Take Colorado as an example. Its residents between the ages of 55 and 64 aren't taxed on their first $20,000 worth of annual income from the government program, while anyone over the age of 65 living in the Centennial State doesn't owe any income tax on their Social Security benefits. This means a huge chunk of older Coloradans are actually side-stepping the state's 4.4% flat income tax on at least a portion of their retirement income.
Meanwhile, Connecticut, Kansas, Minnesota, Montana, New Mexico, Rhode Island, Utah, and Vermont each offer some degree of income-based tax breaks on Social Security income. That is to say, in several of these eight locales, only the highest of retirement earners will owe state taxes on any such benefits. In others, a decent-sized chunk of Social Security income can be deducted from the federally reported tax forms used to determine state-based tax liabilities.
And what about West Virginia? Last year is the final year that West Virginians' Social Security income will be fully taxed by the state. That's because early this year, the state's legislature passed measures that will gradually phase out the taxability of these benefits. Come 2026, the state won't be taxing any portion of anyone's Social Security income.
Oh, by the way: Feeling compelled to join the crowd, many of the few states left that still tax even a portion of Social Security's retirement income are now regularly reconsidering the practice.
That said, regardless of which state you live in, your Social Security benefits are at least still subject to federal income taxation. Not all of it, though.

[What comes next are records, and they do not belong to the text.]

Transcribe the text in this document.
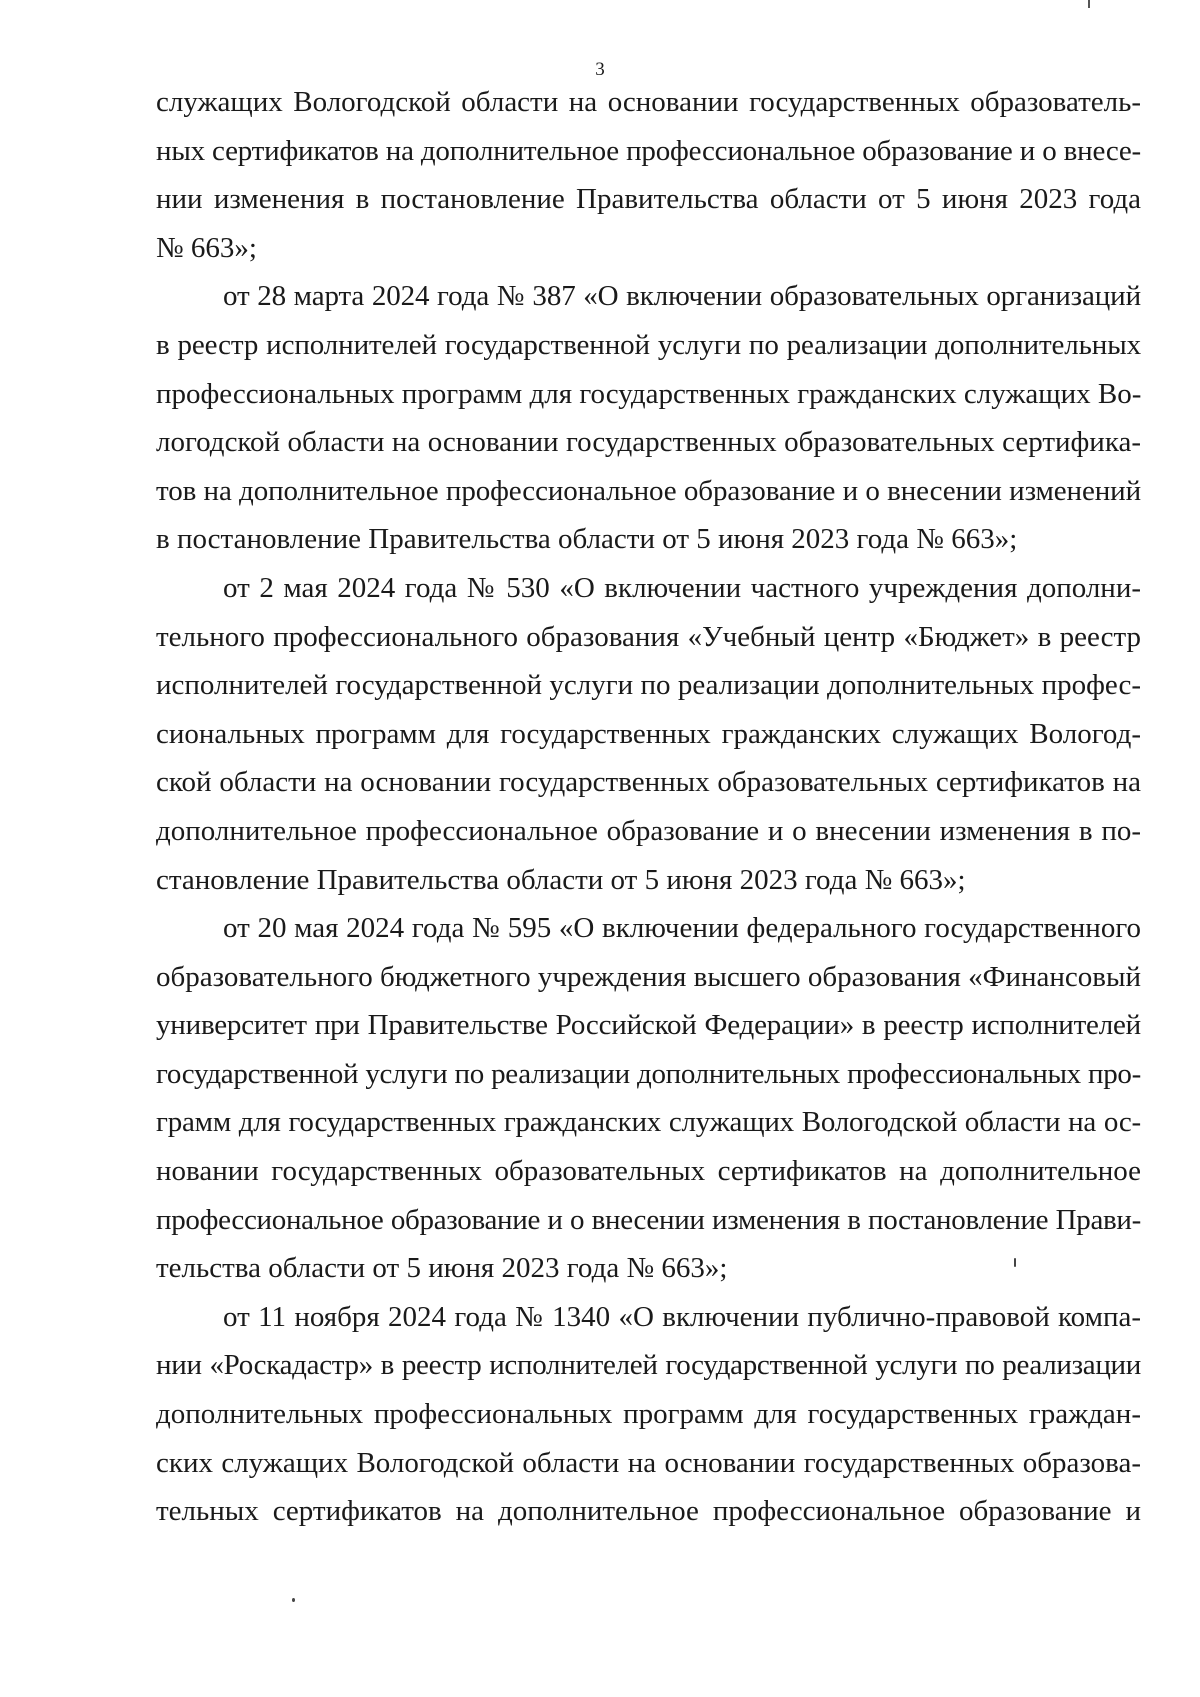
3

служащих Вологодской области на основании государственных образователь-
ных сертификатов на дополнительное профессиональное образование и о внесе-
нии изменения в постановление Правительства области от 5 июня 2023 года
№ 663»;

от 28 марта 2024 года № 387 «О включении образовательных организаций
в реестр исполнителей государственной услуги по реализации дополнительных
профессиональных программ для государственных гражданских служащих Во-
логодской области на основании государственных образовательных сертифика-
тов на дополнительное профессиональное образование и о внесении изменений
в постановление Правительства области от 5 июня 2023 года № 663»;

от 2 мая 2024 года № 530 «О включении частного учреждения дополни-
тельного профессионального образования «Учебный центр «Бюджет» в реестр
исполнителей государственной услуги по реализации дополнительных профес-
сиональных программ для государственных гражданских служащих Вологод-
ской области на основании государственных образовательных сертификатов на
дополнительное профессиональное образование и о внесении изменения в по-
становление Правительства области от 5 июня 2023 года № 663»;

от 20 мая 2024 года № 595 «О включении федерального государственного
образовательного бюджетного учреждения высшего образования «Финансовый
университет при Правительстве Российской Федерации» в реестр исполнителей
государственной услуги по реализации дополнительных профессиональных про-
грамм для государственных гражданских служащих Вологодской области на ос-
новании государственных образовательных сертификатов на дополнительное
профессиональное образование и о внесении изменения в постановление Прави-
тельства области от 5 июня 2023 года № 663»;

от 11 ноября 2024 года № 1340 «О включении публично-правовой компа-
нии «Роскадастр» в реестр исполнителей государственной услуги по реализации
дополнительных профессиональных программ для государственных граждан-
ских служащих Вологодской области на основании государственных образова-
тельных сертификатов на дополнительное профессиональное образование и
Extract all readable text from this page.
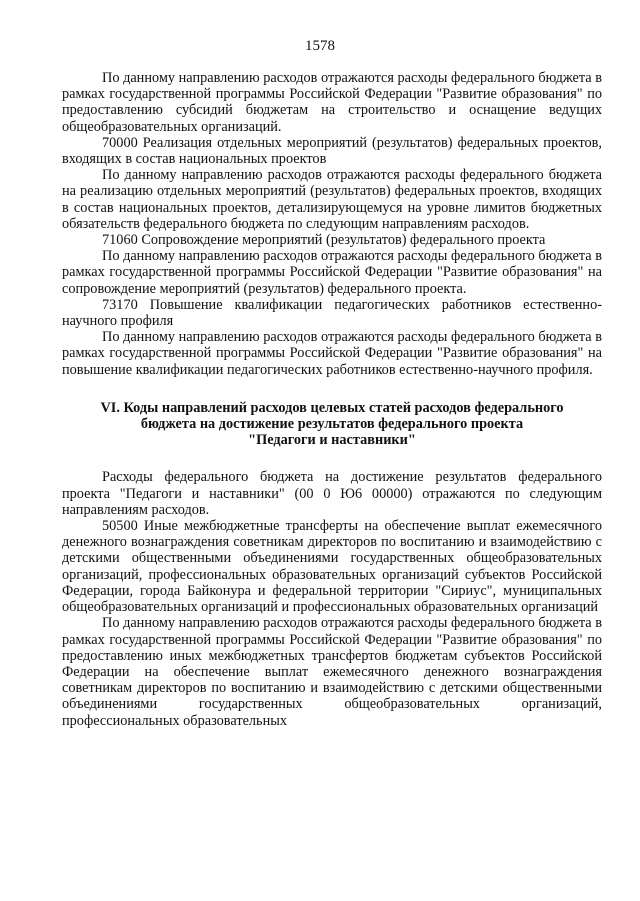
1578

По данному направлению расходов отражаются расходы федерального бюджета в рамках государственной программы Российской Федерации "Развитие образования" по предоставлению субсидий бюджетам на строительство и оснащение ведущих общеобразовательных организаций.

70000 Реализация отдельных мероприятий (результатов) федеральных проектов, входящих в состав национальных проектов

По данному направлению расходов отражаются расходы федерального бюджета на реализацию отдельных мероприятий (результатов) федеральных проектов, входящих в состав национальных проектов, детализирующемуся на уровне лимитов бюджетных обязательств федерального бюджета по следующим направлениям расходов.

71060 Сопровождение мероприятий (результатов) федерального проекта

По данному направлению расходов отражаются расходы федерального бюджета в рамках государственной программы Российской Федерации "Развитие образования" на сопровождение мероприятий (результатов) федерального проекта.

73170 Повышение квалификации педагогических работников естественно-научного профиля

По данному направлению расходов отражаются расходы федерального бюджета в рамках государственной программы Российской Федерации "Развитие образования" на повышение квалификации педагогических работников естественно-научного профиля.

VI. Коды направлений расходов целевых статей расходов федерального
бюджета на достижение результатов федерального проекта
"Педагоги и наставники"

Расходы федерального бюджета на достижение результатов федерального проекта "Педагоги и наставники" (00 0 Ю6 00000) отражаются по следующим направлениям расходов.

50500 Иные межбюджетные трансферты на обеспечение выплат ежемесячного денежного вознаграждения советникам директоров по воспитанию и взаимодействию с детскими общественными объединениями государственных общеобразовательных организаций, профессиональных образовательных организаций субъектов Российской Федерации, города Байконура и федеральной территории "Сириус", муниципальных общеобразовательных организаций и профессиональных образовательных организаций

По данному направлению расходов отражаются расходы федерального бюджета в рамках государственной программы Российской Федерации "Развитие образования" по предоставлению иных межбюджетных трансфертов бюджетам субъектов Российской Федерации на обеспечение выплат ежемесячного денежного вознаграждения советникам директоров по воспитанию и взаимодействию с детскими общественными объединениями государственных общеобразовательных организаций, профессиональных образовательных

For individuals with adjusted gross annual income of between $25,000 and $34,000, you'll potentially owe income tax on up to half of your benefits. For anyone with retirement earnings in excess of $34,000, up to 85% of your Social Security benefits are considered taxable income. And for joint filers, these thresholds are raised to $32,000 and $44,000.
Still, even if you can save just a few thousand bucks in taxes every year just by living in a different state, it may well be worth the move.
A big-enough benefit to consider when making plans
Of course, there's more to life than minimizing your annual tax bill. Maybe you've got close family in a state that still taxes Social Security benefits. Perhaps the cost of living is low even in a state that still taxes a sizable portion of your retirement income. There's always more to the story.
For most current and soon-to-be retirees, however, saving just a few thousand bucks per year could make a major difference with their budgets -- particularly for relatively high-earning retirees with income subject to state-level taxation. At the very least, it's something worth considering. That's especially true right now if you can sell your current home at an attractive price and/or find a new one at a price you also like.